Holy Ground

February 1, 2026
Lake Superior chilly afternoon
Lake Superior chilly afternoon

Senseless and madness

We have whistles - they have guns*

Can love find a way

The calendar has turned a page, the temperature has risen to a balmy 20 degrees, and the snowfall that began in the early hours continues to cover all that was unclean. I have tried to sit down to write for several days, but couldn’t muster up the clarity of mind to do it. I had what I thought was something lovely the morning of January 24th, and then the news of Alex Pretti’s murder became known and anything that I had to share felt trite and hollow in the depth of the depravity visited upon us.

The beauty of this state cannot be underestimated. I had the immense privilege of leading a haiku workshop with a large group of curious and enchanting second and third graders at the Wabasha Public Library. When I asked how many of them liked winter, every hand shot up like a rocket. It was brutally cold and windy that day, but the swirling snow in the sparkling sun was a kin to seeing the world through a kaleidoscope. Wabasha is home to The National Eagle Center. Because of their efforts, we can now see bald eagles flying over the Mississippi River on a regular basis. The Wabasha children know this as we talked about how amazing it is that they can look up out of their own back yards to see our national bird flying over our heads. Pretty cool stuff. The time in their presence reminded me of just how much I love being with children, that ability to focus on the present peppered with a healthy dose of imagination. For some reason, the theme of several of their haiku happened to be bears and popcorn, but what’s not to like about bears and popcorn?

On the drive home, all I could reflect upon was what are we doing to our kids? Why are we allowing our kids to grow up in an environment that tells them we cannot afford to educate them, but we can afford to incarcerate them. To what end? God in heaven, to what end?

And then I read this quote by Mirabai Starr, “Dare to believe that when firestorms ravage the landscape of your life, you are standing on holy ground.”

In the midst of caring for my mother in her final days, Pastor Ingrid, who was recently arrested and released, told me that I was doing “holy work.” I couldn’t quite understand what she was saying at the time, but I see it now.

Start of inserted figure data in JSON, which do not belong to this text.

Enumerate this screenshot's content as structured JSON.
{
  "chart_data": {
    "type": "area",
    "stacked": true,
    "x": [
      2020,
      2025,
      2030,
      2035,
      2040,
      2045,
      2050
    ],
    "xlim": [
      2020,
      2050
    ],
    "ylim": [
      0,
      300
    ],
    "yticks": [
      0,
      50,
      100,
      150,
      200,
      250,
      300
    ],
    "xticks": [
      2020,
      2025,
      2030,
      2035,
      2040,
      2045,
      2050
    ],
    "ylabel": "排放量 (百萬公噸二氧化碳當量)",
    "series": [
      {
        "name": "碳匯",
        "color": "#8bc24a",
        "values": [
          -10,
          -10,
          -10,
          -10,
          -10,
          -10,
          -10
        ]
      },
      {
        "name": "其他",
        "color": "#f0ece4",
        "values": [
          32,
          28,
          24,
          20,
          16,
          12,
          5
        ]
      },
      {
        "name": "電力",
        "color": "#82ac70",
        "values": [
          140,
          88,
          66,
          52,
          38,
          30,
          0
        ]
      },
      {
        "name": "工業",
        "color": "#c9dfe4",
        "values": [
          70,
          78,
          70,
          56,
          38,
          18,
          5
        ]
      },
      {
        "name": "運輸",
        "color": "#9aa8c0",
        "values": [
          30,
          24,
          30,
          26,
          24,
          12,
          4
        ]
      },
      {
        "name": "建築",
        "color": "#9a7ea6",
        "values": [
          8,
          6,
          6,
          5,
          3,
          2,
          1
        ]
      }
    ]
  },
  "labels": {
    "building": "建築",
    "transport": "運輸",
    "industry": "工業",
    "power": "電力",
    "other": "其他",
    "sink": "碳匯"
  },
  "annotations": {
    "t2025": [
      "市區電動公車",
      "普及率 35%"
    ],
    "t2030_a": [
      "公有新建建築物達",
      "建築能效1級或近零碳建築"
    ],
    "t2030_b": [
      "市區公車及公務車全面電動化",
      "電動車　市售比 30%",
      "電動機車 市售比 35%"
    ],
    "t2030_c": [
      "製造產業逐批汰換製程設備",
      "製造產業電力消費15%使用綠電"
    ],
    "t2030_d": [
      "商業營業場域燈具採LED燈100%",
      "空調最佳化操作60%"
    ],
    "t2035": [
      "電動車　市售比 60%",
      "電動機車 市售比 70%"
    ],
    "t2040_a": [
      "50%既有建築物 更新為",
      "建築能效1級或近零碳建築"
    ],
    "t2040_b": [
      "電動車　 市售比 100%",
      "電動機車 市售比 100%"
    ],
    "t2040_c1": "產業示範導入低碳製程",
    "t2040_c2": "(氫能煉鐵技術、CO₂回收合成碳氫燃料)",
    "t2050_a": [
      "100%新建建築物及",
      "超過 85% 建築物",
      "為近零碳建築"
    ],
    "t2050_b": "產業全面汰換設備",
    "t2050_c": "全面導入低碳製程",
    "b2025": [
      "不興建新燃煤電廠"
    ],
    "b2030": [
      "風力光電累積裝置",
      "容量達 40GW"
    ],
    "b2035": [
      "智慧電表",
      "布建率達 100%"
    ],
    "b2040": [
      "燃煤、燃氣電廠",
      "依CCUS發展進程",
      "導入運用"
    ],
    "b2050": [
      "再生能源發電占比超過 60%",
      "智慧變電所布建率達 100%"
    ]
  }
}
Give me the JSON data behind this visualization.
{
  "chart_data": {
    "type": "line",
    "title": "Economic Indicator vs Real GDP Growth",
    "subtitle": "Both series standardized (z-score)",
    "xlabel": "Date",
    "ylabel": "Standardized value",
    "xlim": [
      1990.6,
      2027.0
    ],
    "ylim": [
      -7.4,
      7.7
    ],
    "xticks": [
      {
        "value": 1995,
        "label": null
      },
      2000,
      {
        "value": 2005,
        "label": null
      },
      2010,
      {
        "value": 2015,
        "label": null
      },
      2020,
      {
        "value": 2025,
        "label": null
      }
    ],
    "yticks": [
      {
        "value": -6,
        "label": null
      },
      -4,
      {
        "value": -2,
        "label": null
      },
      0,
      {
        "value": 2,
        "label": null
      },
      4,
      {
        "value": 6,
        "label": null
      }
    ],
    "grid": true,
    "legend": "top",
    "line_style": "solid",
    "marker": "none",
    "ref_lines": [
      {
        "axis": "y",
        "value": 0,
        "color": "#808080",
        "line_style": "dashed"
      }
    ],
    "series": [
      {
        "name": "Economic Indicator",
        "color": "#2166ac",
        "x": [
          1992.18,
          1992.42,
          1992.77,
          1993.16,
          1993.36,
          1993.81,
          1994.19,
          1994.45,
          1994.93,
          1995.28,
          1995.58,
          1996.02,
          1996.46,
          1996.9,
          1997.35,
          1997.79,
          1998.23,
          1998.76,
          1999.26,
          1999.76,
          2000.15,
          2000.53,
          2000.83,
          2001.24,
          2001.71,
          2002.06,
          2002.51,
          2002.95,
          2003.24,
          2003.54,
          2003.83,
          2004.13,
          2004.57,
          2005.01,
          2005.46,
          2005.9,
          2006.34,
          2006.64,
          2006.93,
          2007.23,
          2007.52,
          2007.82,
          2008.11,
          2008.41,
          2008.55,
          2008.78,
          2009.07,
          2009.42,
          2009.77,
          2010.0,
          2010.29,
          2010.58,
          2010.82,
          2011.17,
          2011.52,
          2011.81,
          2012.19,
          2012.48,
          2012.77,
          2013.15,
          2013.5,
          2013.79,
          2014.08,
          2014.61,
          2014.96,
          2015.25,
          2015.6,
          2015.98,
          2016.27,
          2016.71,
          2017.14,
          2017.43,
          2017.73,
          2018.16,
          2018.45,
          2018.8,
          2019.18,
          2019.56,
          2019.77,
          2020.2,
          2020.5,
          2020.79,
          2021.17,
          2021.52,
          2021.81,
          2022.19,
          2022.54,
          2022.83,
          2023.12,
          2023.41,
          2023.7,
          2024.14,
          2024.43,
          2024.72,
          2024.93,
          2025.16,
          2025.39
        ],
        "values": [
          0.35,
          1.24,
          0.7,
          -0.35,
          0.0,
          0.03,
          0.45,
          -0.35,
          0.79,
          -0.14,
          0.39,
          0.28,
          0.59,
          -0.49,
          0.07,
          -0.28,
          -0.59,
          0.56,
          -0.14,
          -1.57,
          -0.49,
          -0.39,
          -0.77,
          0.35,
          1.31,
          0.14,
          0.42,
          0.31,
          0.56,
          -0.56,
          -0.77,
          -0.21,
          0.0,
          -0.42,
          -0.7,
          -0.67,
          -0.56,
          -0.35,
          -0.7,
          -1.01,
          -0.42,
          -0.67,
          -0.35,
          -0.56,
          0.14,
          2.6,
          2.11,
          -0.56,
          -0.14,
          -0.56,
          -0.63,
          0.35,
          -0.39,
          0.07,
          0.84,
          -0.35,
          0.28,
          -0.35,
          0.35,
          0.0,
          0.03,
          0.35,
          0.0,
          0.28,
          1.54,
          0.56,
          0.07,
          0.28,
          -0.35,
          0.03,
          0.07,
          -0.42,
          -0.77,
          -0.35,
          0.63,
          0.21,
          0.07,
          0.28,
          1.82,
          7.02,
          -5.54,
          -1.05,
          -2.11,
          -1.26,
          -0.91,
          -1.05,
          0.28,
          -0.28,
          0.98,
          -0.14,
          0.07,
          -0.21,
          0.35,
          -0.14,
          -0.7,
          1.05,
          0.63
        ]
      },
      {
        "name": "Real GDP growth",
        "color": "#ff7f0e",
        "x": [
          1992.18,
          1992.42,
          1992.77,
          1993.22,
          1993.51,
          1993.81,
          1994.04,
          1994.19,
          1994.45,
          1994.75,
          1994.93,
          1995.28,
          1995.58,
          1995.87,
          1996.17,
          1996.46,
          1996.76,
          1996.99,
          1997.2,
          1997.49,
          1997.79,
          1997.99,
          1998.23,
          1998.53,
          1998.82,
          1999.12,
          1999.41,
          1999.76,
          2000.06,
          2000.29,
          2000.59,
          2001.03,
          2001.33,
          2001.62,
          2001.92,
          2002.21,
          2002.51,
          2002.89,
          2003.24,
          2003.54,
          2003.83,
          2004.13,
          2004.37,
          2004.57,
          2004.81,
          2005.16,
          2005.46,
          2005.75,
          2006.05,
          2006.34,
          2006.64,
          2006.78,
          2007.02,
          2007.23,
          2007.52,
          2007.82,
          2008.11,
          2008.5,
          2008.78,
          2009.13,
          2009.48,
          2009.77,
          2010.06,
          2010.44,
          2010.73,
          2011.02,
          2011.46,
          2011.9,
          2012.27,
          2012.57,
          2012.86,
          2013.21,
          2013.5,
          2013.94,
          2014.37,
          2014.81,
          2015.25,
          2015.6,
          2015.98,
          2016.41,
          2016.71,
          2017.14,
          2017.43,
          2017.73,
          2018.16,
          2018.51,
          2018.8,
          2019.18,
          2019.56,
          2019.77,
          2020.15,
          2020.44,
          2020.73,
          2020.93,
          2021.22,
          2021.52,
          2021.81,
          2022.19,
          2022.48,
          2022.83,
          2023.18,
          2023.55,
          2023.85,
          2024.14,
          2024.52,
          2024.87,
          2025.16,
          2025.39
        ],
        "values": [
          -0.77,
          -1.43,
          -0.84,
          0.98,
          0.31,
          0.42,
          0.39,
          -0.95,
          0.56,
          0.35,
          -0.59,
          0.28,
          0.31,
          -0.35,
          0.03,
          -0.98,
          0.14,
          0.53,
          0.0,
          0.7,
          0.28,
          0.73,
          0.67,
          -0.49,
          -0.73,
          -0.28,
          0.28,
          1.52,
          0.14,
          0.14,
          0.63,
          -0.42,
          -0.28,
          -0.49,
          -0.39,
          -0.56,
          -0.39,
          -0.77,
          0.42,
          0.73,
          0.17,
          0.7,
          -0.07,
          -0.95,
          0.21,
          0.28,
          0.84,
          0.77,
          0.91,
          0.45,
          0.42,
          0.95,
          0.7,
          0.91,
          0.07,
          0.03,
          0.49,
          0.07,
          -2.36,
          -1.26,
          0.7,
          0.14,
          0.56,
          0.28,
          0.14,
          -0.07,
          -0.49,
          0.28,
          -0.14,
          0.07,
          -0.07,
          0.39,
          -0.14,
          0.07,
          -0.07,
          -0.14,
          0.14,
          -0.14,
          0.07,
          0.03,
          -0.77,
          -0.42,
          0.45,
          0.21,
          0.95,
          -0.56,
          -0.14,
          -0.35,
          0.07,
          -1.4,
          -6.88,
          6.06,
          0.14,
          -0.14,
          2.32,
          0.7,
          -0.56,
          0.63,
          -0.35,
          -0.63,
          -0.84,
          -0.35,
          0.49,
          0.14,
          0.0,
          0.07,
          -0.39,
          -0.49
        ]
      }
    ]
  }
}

I miss my mother dearly, yet I am so grateful for the time I had to spend with her and every mundane chore that had to be done to keep her and my father safe, hard holy work.

In the midst of the completely fabricated turmoil that has been visited upon the state of Minnesota, it’s hard to see it as anything holy. It’s terrifying, disorienting, and we look for solid ground to stand on. To illustrate this, I turn to another recent experience to help me understand what is happening. On a snowy and mostly calm day, I was walking Chacha and thinking how abnormally quiet it was. A snowy afternoon in Minneapolis should be noisy. There should be kids playing hockey on the ice rink, kids playing in the snow with their barking dogs, kids squealing as they slide down little hills they’ve built up in their yards. There was no noise, just other adults somberly walking their dogs. Suddenly, from seemingly nowhere, the snow began to increasingly fall while the wind came from all directions creating a disorienting swirl of white. It was dizzying. I stopped in my tracks as the wind and snow whipped around me, suddenly understanding what it feels like to be trapped in a snow globe. Chacha lifted her snout trying to determine the best way forward, then looked back to check on me. She is such a good dog. We stood there for the moments that the snow squall lasted, then continued on our walk. The formerly other reserved dog walkers were also surprised by this sudden little weather burst and we excitedly chatted about it, our dogs happily greeting one another.

So, this is where we seem to be right now. Stuck in a snow globe with so much swirling stuff around us that blinds and disorients us. But it appears to me that the way through is one little blind step at a time, loving our neighbors, on this holy ground.

*This line is attributed to Becca Good. I altered the tense as haiku is always written in the present tense, and in reality, it’s where we continue to be.